As soon as she saw his sales ad, she knew this was a once-in-a lifetime opportunity to own an imported warmblood when “fancy Equropean buying trips … [were] out of my league,” she explained. “Lindern has a great work attitude and I am very fortunate to own him. We both are willing to work hard and with that, we will hopefully achieve all of our goals.”
Over the last five years, the pair has moved up the levels, and in 2009, has entered into the category of “professional,” a designation that Beth is not completely convinced applies to her. “Pro or amateur? I honestly do not know where I should be,” she remarked, adding, “I do teach lessons [and] teaching actually helps me learn.”
During the 2008 season, Beth and Lindern competed in three USDF/– USEF-licensed shows and scored in the upper 50s and low 60s. Her top score of the year was earned at the PVDA Loch Moy Farm show, where she and Lindern scored a 62.051% for their Third Level Test 1 ride.
Beth says the highlight of the season was winning this award and earning her USDF Bronze Medal.
The Bright Future
Due to an early spring surgery to repair a herniated disk, Beth had to take most of the 2009 season off. Farm work and riding during the recovery time were interesting in that she was not allowed to lift anything that was five pounds or heavier for a minimum of six weeks. During that time, she also gave Lindern some time off, but now “all systems are go and I hope to get to a show in the fall.”
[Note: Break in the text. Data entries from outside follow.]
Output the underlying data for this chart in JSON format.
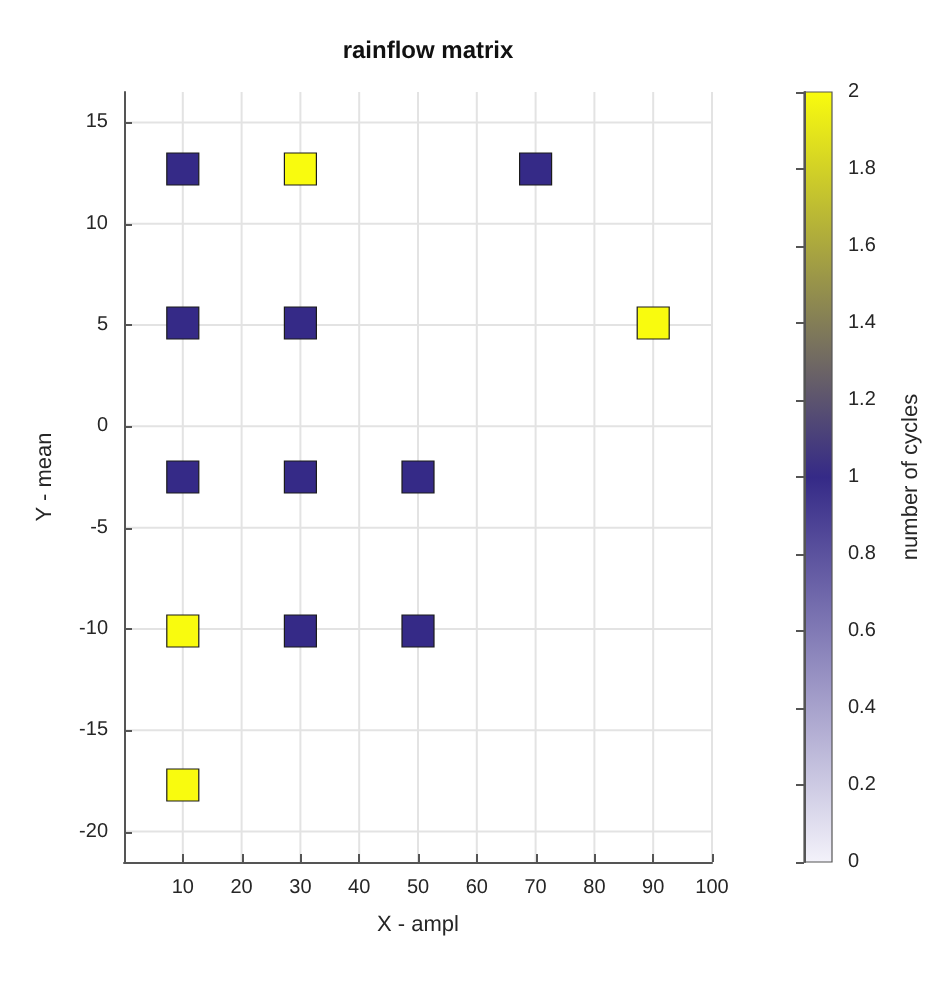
{
  "chart_data": {
    "type": "scatter",
    "title": "rainflow matrix",
    "xlabel": "X - ampl",
    "ylabel": "Y - mean",
    "clabel": "number of cycles",
    "x": [
      10,
      10,
      30,
      50,
      10,
      30,
      50,
      10,
      30,
      90,
      10,
      30,
      70
    ],
    "values": [
      -17.7,
      -10.1,
      -10.1,
      -10.1,
      -2.5,
      -2.5,
      -2.5,
      5.1,
      5.1,
      5.1,
      12.7,
      12.7,
      12.7
    ],
    "cvalues": [
      2,
      2,
      1,
      1,
      1,
      1,
      1,
      1,
      1,
      2,
      1,
      2,
      1
    ],
    "marker": "square",
    "grid": true,
    "xlim": [
      0,
      100
    ],
    "xticks": [
      10,
      20,
      30,
      40,
      50,
      60,
      70,
      80,
      90,
      100
    ],
    "ylim": [
      -21.5,
      16.5
    ],
    "yticks": [
      -20,
      -15,
      -10,
      -5,
      0,
      5,
      10,
      15
    ],
    "clim": [
      0,
      2
    ],
    "cticks": [
      0,
      0.2,
      0.4,
      0.6,
      0.8,
      1,
      1.2,
      1.4,
      1.6,
      1.8,
      2
    ]
  }
}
“I’ve been using the time to focus training at home and correct a few basic things [for both me and Lindern],” she explained. Now she is back in lessons with trainer Evelyn Susol of Cool Breeze Farm. Beth has worked with a variety of trainers through the years, including eventers Ralph Hill and Bruce Davidson Sr., but feels that Evelyn has had the most influence over her riding and in helping her achieve her goals. “She is so patient with me, because she knows my background and is just extremely helpful,” she said.
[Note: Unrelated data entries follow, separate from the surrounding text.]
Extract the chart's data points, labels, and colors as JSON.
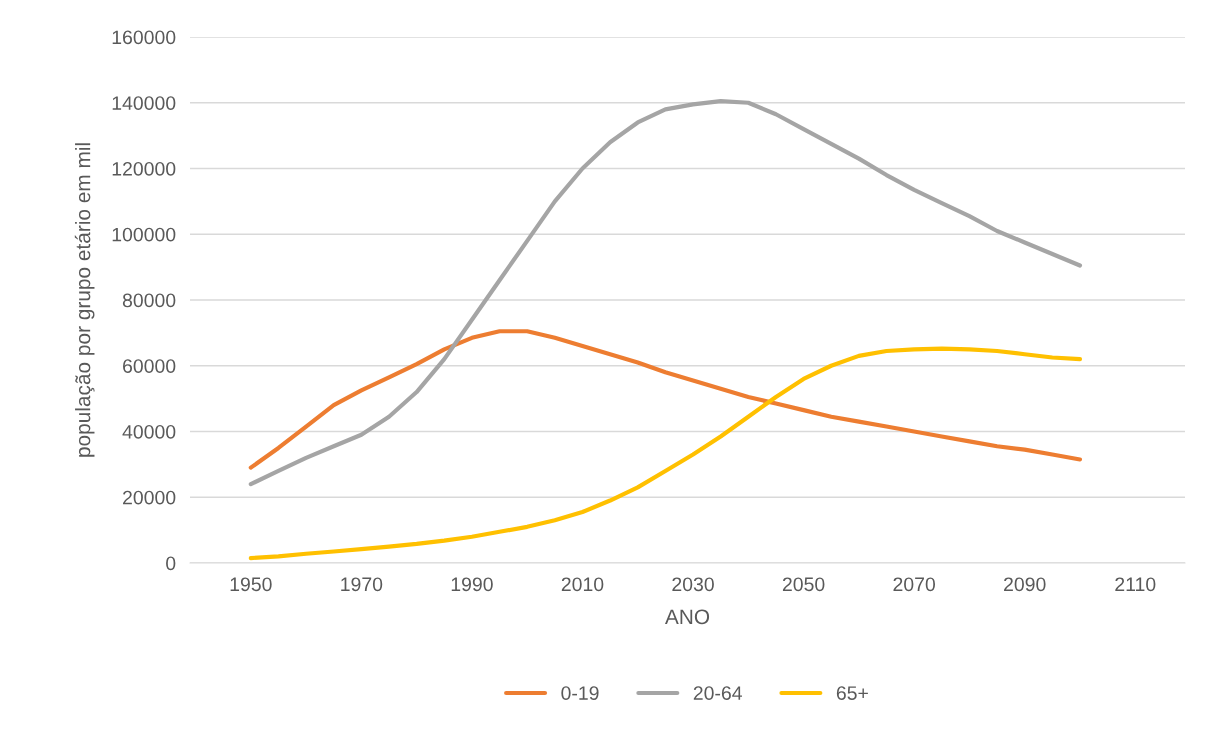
{
  "chart_data": {
    "type": "line",
    "xlabel": "ANO",
    "ylabel": "população por grupo etário em mil",
    "x": [
      1950,
      1955,
      1960,
      1965,
      1970,
      1975,
      1980,
      1985,
      1990,
      1995,
      2000,
      2005,
      2010,
      2015,
      2020,
      2025,
      2030,
      2035,
      2040,
      2045,
      2050,
      2055,
      2060,
      2065,
      2070,
      2075,
      2080,
      2085,
      2090,
      2095,
      2100
    ],
    "series": [
      {
        "name": "0-19",
        "color": "#ed7d31",
        "values": [
          29000,
          35000,
          41500,
          48000,
          52500,
          56500,
          60500,
          65000,
          68500,
          70500,
          70500,
          68500,
          66000,
          63500,
          61000,
          58000,
          55500,
          53000,
          50500,
          48500,
          46500,
          44500,
          43000,
          41500,
          40000,
          38500,
          37000,
          35500,
          34500,
          33000,
          31500
        ]
      },
      {
        "name": "20-64",
        "color": "#a5a5a5",
        "values": [
          24000,
          28000,
          32000,
          35500,
          39000,
          44500,
          52000,
          62000,
          74000,
          86000,
          98000,
          110000,
          120000,
          128000,
          134000,
          138000,
          139500,
          140500,
          140000,
          136500,
          132000,
          127500,
          123000,
          118000,
          113500,
          109500,
          105500,
          101000,
          97500,
          94000,
          90500
        ]
      },
      {
        "name": "65+",
        "color": "#ffc000",
        "values": [
          1500,
          2000,
          2800,
          3500,
          4200,
          5000,
          5800,
          6800,
          8000,
          9500,
          11000,
          13000,
          15500,
          19000,
          23000,
          28000,
          33000,
          38500,
          44500,
          50500,
          56000,
          60000,
          63000,
          64500,
          65000,
          65200,
          65000,
          64500,
          63500,
          62500,
          62000
        ]
      }
    ],
    "xlim": [
      1939,
      2119
    ],
    "xticks": [
      1950,
      1970,
      1990,
      2010,
      2030,
      2050,
      2070,
      2090,
      2110
    ],
    "ylim": [
      0,
      160000
    ],
    "yticks": [
      0,
      20000,
      40000,
      60000,
      80000,
      100000,
      120000,
      140000,
      160000
    ],
    "grid": "y",
    "legend": "bottom",
    "marker": "none",
    "line_style": "solid"
  }
}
“Beth and I have been friends for years and she has been taking lessons with me off and on since about 1997,” confirmed Evelyn. Before owning Lindern, Beth would ride mainly her student or client horses with Evelyn. “She is a good professional rider in her own right … I’m more her eyes on the ground,” explained Evelyn, who felt that none of those horses were going to get Beth to her goal of riding at Prix St. Georges.
Now with Lindern, Evelyn feels the Beth is well on her way to achieving that goal. “They work well together and have a clear understanding of what is required from each other. They are a very harmonious pair,” Evelyn explained in regards to Beth and Lindern’s partnership. Evelyn did add that Lindern tends to be an overachiever and needs to work on listening to Beth and waiting more patiantly for her instructions.
Overall, Evelyn believes that Beth is very near her goal to wear a shadbelly. “They will probably test the waters at Fourth Level early next year … by the end of next year, I see them riding at Prix St. Georges,” she predicted.
Only time will tell, but for this duo, the future is looking bright. “And for the record, no more riding around in the bed of a truck. I now have a two-horse gooseneck for Lindern and I to travel to shows [in],” added Beth.